Your blog can share your areas of expertise and will prevent your website from lying static.
Highlight your interests and future goals
When you let your clients know of the job you want, highlighting areas that interest you, you’re letting your clients know where you’re going.
If you’re interested in web design, share this. If illustration is your goal, let your clients know. Focus on your niche market.
This means you’ll gain a following of people who share similar interests, and you will more easily be able to anticipate your clients needs even before meeting them.
Share your best work
Less is more when showcasing your work through an online portfolio. You want clients to see your best work. Your online viewers may be impatient, and won’t have time to look through a great deal of work.
Place the spotlight on work you are most happy with. This will help you to create a good impression. Your portfolio should represent you at your best.
Share your process
Once you’ve chosen your best work, let your viewers see how it has been presented or put together. You could show your early design stages, a story or mood board which assisted you with planning your project, or your project in the early stages of development.
Present the whole piece or finished product first, then allow your viewers to see photo shots of your developing work. You could use stylized photography, as long as it doesn’t distract your readers.
Use social networking websites
Social networking websites allow your viewers to interact or hold conversations with you.
Encourage those interested in your work to follow you on Twitter, Facebook, Linkedin or Instagram. This will assist you in building a following of people who may become future clients.
What other creative talents do you have?
If you are an illustrator, but you are also able to produce animation, let your viewers know. Provide examples on your website so that you can maximize your talents.
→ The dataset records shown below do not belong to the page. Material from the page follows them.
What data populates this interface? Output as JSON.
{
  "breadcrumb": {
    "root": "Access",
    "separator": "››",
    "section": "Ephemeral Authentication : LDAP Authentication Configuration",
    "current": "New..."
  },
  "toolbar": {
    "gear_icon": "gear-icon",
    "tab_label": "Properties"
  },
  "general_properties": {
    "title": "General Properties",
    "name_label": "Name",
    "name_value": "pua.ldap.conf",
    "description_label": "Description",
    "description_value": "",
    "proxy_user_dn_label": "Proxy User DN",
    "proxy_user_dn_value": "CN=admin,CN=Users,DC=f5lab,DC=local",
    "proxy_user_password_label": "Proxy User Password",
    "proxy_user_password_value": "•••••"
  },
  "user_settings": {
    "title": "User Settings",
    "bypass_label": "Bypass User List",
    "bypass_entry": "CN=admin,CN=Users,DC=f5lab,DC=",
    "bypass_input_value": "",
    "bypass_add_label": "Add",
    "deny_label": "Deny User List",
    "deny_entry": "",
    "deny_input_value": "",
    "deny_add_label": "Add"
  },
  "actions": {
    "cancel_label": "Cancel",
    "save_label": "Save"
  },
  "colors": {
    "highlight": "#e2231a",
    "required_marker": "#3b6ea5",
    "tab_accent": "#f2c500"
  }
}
Keep your portfolio dynamic
Once you’ve developed a killer portfolio, remember to keep updating it. You’ll maintain interest if you keep your followers updated on what you’re doing, and what continues to spark your interest. Remember to keep editing your sites as your interests change and your work develops.
If you don’t have a portfolio website already, or if you do have one but you don’t like spending time updating or maintaining it, we’d suggest that you use the RookieUp framework for one of your main projects.
Designing your own site and letting your readers get to know you create a unique product. It might take a while to know what you would like to do, and how you’d best like to present yourself, but don’t feel tempted to copy.
A unique and personalized site will enable your readers to interact with you, creating a sense of warmth and loyalty.
Ensure your site loads quickly
Online viewers are impatient, and if a site doesn’t load quickly (within less than three seconds) they will often abandon it and go in search of a different option.
Choose a suitable site hosting package which allows for your page to load quickly. Avoid having a slow site.
Share your location. This can help clients to assess where you are from, and some clients prefer working with people who are operating from a similar time zone.
Validate your website code. If you’re going to be building sites for clients, show them your own code is valid.
If you don’t have a large portfolio, share what you have, and guide clients towards your interests. You could also interact with other designers on a platform like Twitter.
Use a narrative style to tell a story about yourself and your work. This enables interaction with readers or potential clients.
Explain your niche, and what makes you unique. This is particularly important for people who are not in the industry but would still potentially make use of your services.
Create a backstory of how you got into your work, and what motivated you. How did your passions develop?
Show how you have connections throughout the creative world. Share your clients, any press or publications.
Be approachable. Let your clients know who you are, the hobbies and interests you have, and some of your pleasures. This creates a sense of warmth and allows your readers to relate to you.